Wardenburg - Die Ausbildungsmöglichkeiten vor der eigenen Haustür kennenlernen und wahrnehmen. Darum geht es bei dem Ausbildungskatalog, den das Wardenburger Marketingforum im März/April ins Leben gerufen hat. Der Katalog ist online abrufbar und listet derzeit, nach Berufsfeldern geordnet, Betriebe in der Gemeinde Wardenburg auf, die Ausbildungs- und Schulpraktikumsplätze für angehende Wardenburger Schulabgänger bzw. Schüler zur Verfügung stellen.
„Die Resonanz sowohl von den Firmen und Schulen als auch von den Jugendlichen und deren Eltern fällt bisher sehr positiv aus“, freut sich Friseurmeister Oliver Bremer, Vorstandssprecher des Marketingforums. Zahlreiche Betriebe, die per Wirtschaftsbrief oder vom Marketingforum angeschrieben wurden, sind dem Aufruf gefolgt und haben ihre Ausbildungs- und Praktikumsplätze offengelegt. Von anfangs 40 ist die Zahl der teilnehmenden Firmen mittlerweile auf mehr als 50 angestiegen. Aus gut 80 aufgeführten Ausbildungsplätzen sind etwa 95 geworden.

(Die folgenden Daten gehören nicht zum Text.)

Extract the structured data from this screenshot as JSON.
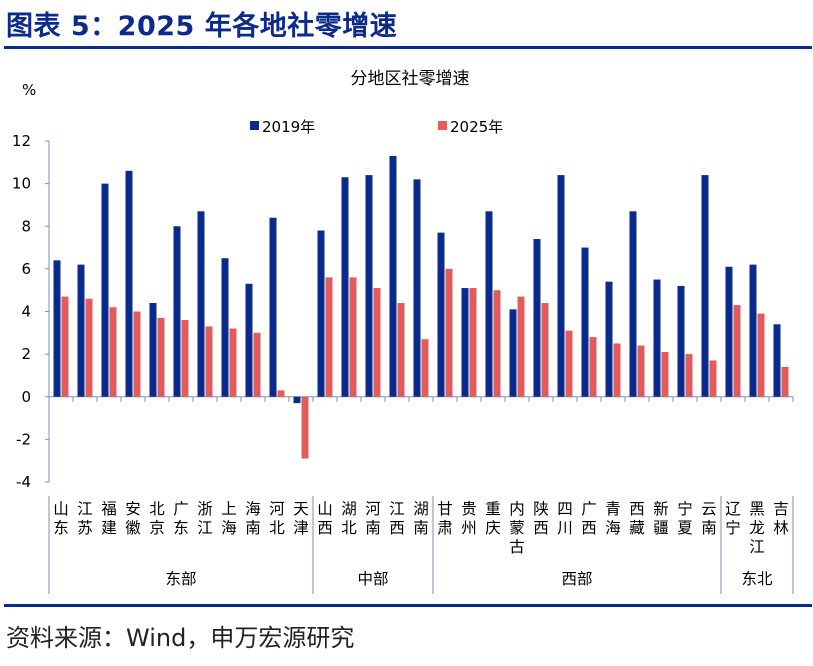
{
  "header": {
    "title": "图表 5：2025 年各地社零增速",
    "source": "资料来源：Wind，申万宏源研究"
  },
  "colors": {
    "accent": "#0b2a8c",
    "series_2019": "#0a2b8e",
    "series_2025": "#e35b5b"
  },
  "chart_data": {
    "type": "bar",
    "title": "分地区社零增速",
    "ylabel": "%",
    "ylim": [
      -4,
      12
    ],
    "yticks": [
      -4,
      -2,
      0,
      2,
      4,
      6,
      8,
      10,
      12
    ],
    "legend_position": "top-center",
    "categories": [
      "山东",
      "江苏",
      "福建",
      "安徽",
      "北京",
      "广东",
      "浙江",
      "上海",
      "海南",
      "河北",
      "天津",
      "山西",
      "湖北",
      "河南",
      "江西",
      "湖南",
      "甘肃",
      "贵州",
      "重庆",
      "内蒙古",
      "陕西",
      "四川",
      "广西",
      "青海",
      "西藏",
      "新疆",
      "宁夏",
      "云南",
      "辽宁",
      "黑龙江",
      "吉林"
    ],
    "series": [
      {
        "name": "2019年",
        "values": [
          6.4,
          6.2,
          10.0,
          10.6,
          4.4,
          8.0,
          8.7,
          6.5,
          5.3,
          8.4,
          -0.3,
          7.8,
          10.3,
          10.4,
          11.3,
          10.2,
          7.7,
          5.1,
          8.7,
          4.1,
          7.4,
          10.4,
          7.0,
          5.4,
          8.7,
          5.5,
          5.2,
          10.4,
          6.1,
          6.2,
          3.4
        ]
      },
      {
        "name": "2025年",
        "values": [
          4.7,
          4.6,
          4.2,
          4.0,
          3.7,
          3.6,
          3.3,
          3.2,
          3.0,
          0.3,
          -2.9,
          5.6,
          5.6,
          5.1,
          4.4,
          2.7,
          6.0,
          5.1,
          5.0,
          4.7,
          4.4,
          3.1,
          2.8,
          2.5,
          2.4,
          2.1,
          2.0,
          1.7,
          4.3,
          3.9,
          1.4
        ]
      }
    ],
    "regions": [
      {
        "name": "东部",
        "count": 11
      },
      {
        "name": "中部",
        "count": 5
      },
      {
        "name": "西部",
        "count": 12
      },
      {
        "name": "东北",
        "count": 3
      }
    ]
  }
}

Die Bandbreite reicht dabei von A wie Anlagenmechaniker für Sanitär- und Heizungstechnik bis hin zu Z wie Zimmermann. Es geht darum, Ausbildungsplätze und Jugendliche vor Ort zusammenzuführen und den Aufwand dabei gering zu halten. „Wir haben unser Ziel noch nicht erreicht, denn wir wollen alle Betriebe in der Gemeinde erreichen“, sagt Bremer, und betont: „Wir möchten das Projekt als dauerhafte Einrichtung etablieren.“
Die Jugendlichen sollen eine übersichtliche Hilfestellung erhalten bei ihrer Suche nach einem Ausbildungs- oder Schulpraktikumsplatz in Wohnortnähe, so der Friseurmeister. Die Nutzung des Kataloges sei (auch für die Betriebe) kostenlos und sehr einfach gehalten, ergänzt der Vorstandssprecher.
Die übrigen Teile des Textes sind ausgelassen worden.